The little market down on the corner is open until all hours. We used to check - you can see light from their shop spilling in to the street if you lean out the front window far enough - but now just know. Knowing things like that feels good when you're traveling. Around dinner we'll head downstairs, say hello to the thuggish little terrier that guards the bar next door, and wander in to peruse the day's selection. The store itself couldn't be more than 10' x 30', and what with the sheer density of produce has the feel of a well stocked fallout shelter. An onion, garlic, three eggs, a tomato, six potatoes, an avocado and a half liter of Pilsnerâ„¢ costs $2.20, paid to the two women in the back watching soaps.

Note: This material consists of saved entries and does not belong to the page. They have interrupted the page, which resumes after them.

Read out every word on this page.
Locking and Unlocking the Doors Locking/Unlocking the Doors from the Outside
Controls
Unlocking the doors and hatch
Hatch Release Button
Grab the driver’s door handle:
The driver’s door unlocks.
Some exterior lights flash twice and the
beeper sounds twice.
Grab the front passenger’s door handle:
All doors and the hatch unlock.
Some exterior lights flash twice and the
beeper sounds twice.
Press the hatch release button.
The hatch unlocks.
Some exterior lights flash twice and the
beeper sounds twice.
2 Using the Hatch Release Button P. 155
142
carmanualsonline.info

Then it's back again to dice it all up, add heat, spice and sit down to one of those little brown tables for dinner.

Comments

Su Padre
In his irresponsible youth, which included riding the rods out to Los Angeles c 1927 after decking some palooka on a streetcar in Woonsocket, sleeping in hobo camps and working in lumber camps in Oregon, passing a night in jail for vagrancy somewhere out West and singing and acting in various variety shows and amateur theatrical productions, your estimable grandfather, Edmond Martin Laffan, spent a few days with a couple of bank robbers who were on the lam. They were holed up in a rooming house, which in the era before hostels, was just the sort of place people on the run from authority of any sort would repair to in order to plot their next move. These were desperate, twitchy guys with pistols in their belts and a shotgun leaned against the wall. They were also ridiculously crude, had acne and spent their days either stationed at the window, drawing back the curtain from time to time to see if G-Men with tommy guns were crouching behind cars on the street below or eating canned beans and farting. They had a competitive game--I"m getting to the point of this story--which involved lying on the rooming house bed and hawking and spitting gobs of phlegm up at the ceiling. Most projectiles never made it that far. But when one did, it was a cause for celebration and another point scored. Your reference to yellowy antiseptic goo brought back wonderful memories of childhood listening to your grandfather speak about his shady past. I presume his pals were ultimately rounded up or shot up, like Bonnie and Clyde. Maybe they just moved on to the next rooming house. But maybe, just maybe, they eluded capture and made it all the way down to South America like Butch Cassidy and the Sundance Kid. In which case, raise your eyes with reverence, my son; you may be looking at a little bit of history. At least the location--down a long dirt road in some remote town-- makes sense. After all, the only plausible explanation for your Texan with the impeccable grooming and well-pressed wardrobe is that he's a hit man for the cartels, taking a little R&R between jobs.